The church at Whippingham, St. Mildred's, was not usually open on a Friday but a helpful volunteer gardener let us in the back anyway. A courtesy he might have regretted later as each successive visitor told the next to go around the back.

But we were glad to have been let in, to take another look at this curious church, all that Prince Albert's money could buy in the way of gothic revival. All done with great skill and with taste, but somehow curiously cold. Part of this was the result of the church having been build in one go, rather than having grown up over the centuries, but I do not think that that was the whole story.

To be fair, the church was not a complete rebuild. There was a fragment of Saxon carving from the first church built into a wall and there was rather more left of the church built in 1804 by John Nash, mostly dismantled to make way for the present church, Queen Victoria not thinking that the Nash effort was grand enough for her. She may also have had the thought, not liking to delegate real affairs of state to her husband, that building a new church would give him something useful to do. Get him out from under her feet for a while. A sort of royal allotment, as it were.

The stained glass, by Hardman of Handsworth, Pugin's son in law (see reference 1), was , despite its pedigree, rather mixed. Some was good, but some, particularly the all important east window, had lost most of its colour.

From the church, we thought we might as well do Osborne, included in the heritage subscription bought at about the time of the visit to Pugin.

Rather struck, on this occasion, by the coldness of the marble female nudity on show. Like the church, well enough executed, but it somehow seemed to lack life. Not in the same league as the old Italian masters at all. Continued to puzzle over the two large paintings of Victoria and Albert, maybe two feet wide by three feet high, described by both trusty and guidebook as enamel on Sèvres porcelain. I continue to think it unlikely that one would or could make such large sheets of porcelain, and that even if one could, they would not survive painting, firing and hanging. See the note about this at reference 2 and the post following. Email to the heritage people yet to be answered.

On the other hand we are now clear that the family groups were by a chap called Franz Xaver Winterhalter, alleged by wikipedia to have, in his mid-nineteenth century day, pretty much cornered the market for royal portraits in northern Europe. The prize for the worst painting goes to William Dyce for his large allegorical painting on a staircase wall - with its further large display of unattractive nudity.

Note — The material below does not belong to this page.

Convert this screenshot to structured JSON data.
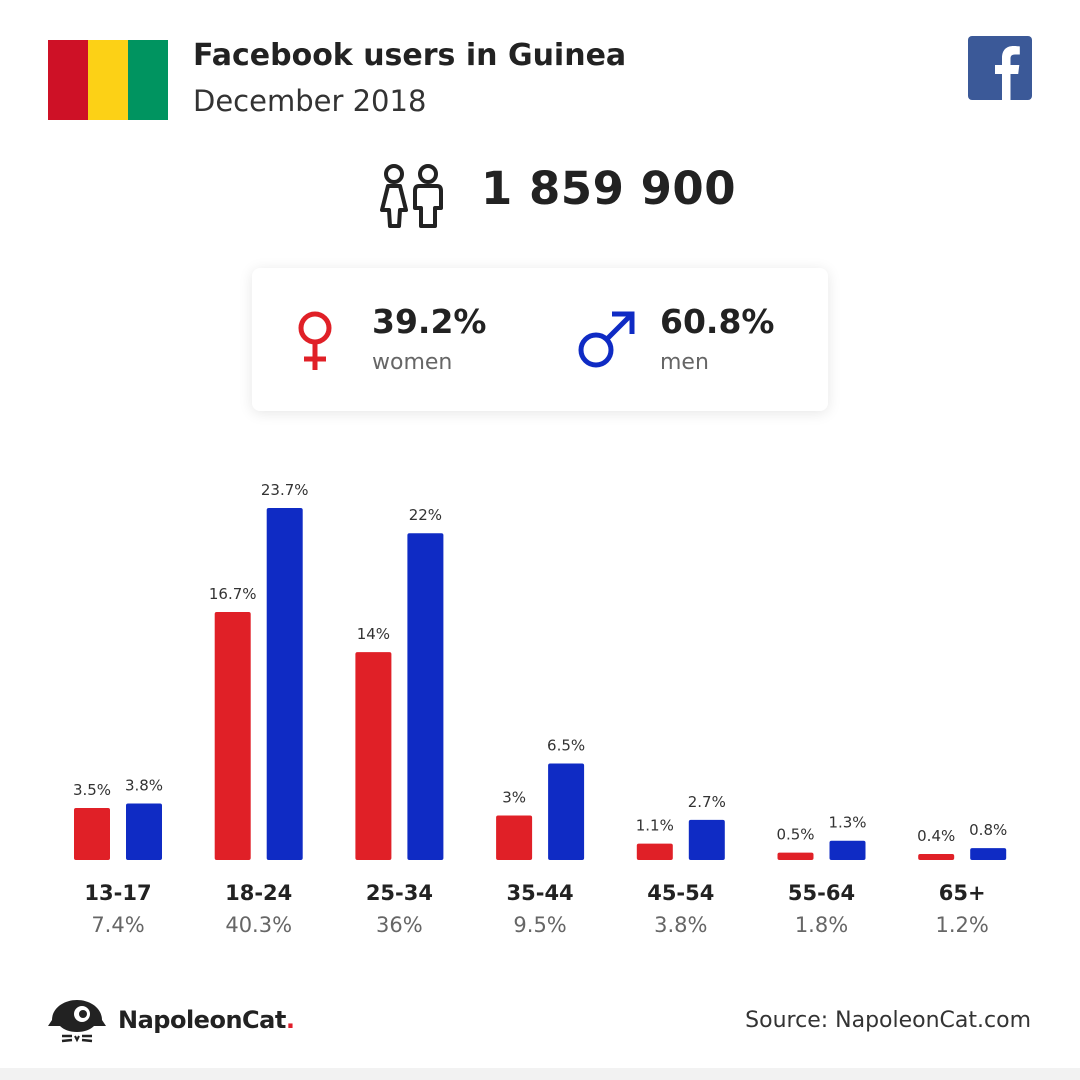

Feeling mean for some reason, picnic'd outside rather than lunched inside, in the grand terrace room of the last visit, and followed that by a visit to the gardens, mainly the walled garden where we were able to see the royal rhubarb. There were also some Morello cherries grown as espaliers, something I had not thought possible, Morello cherries being large trees when I was small. Maybe they have bred some smaller root stocks since then. Apples and pears not in very good condition at all, with some of the trees badly infected with something or other unpleasant. And the fruit will not come to much unless someone thins it out a bit.

Pleased to see that the fashion for not mowing park grass has arrived at Osborne, with the weed-full uncut grass looking very well.

Reference 1: http://psmv2.blogspot.co.uk/2015/05/ramsgate-5.html.

Reference 2: http://psmv2.blogspot.co.uk/2015/07/roman-villa.html.

Reference 3: http://psmv2.blogspot.co.uk/2014/07/osborne-revisited.html.

1 comment:

  1. We now have a reply from English Heritage, who kindly sent me copies of the relevant catalog pages. Both portraits are copies of Winterhalter portraits on Sèvres plaques, which seems to be the term for a sheet of porcelain. These two are among the largest ever made and it was very easy to damage them during one of the several firings needed to produce the final product - or afterwards. Popular in the 19th century, in part because they were seen as a way of making a good quality, permanent copy of old master paintings, which deteriorate with age.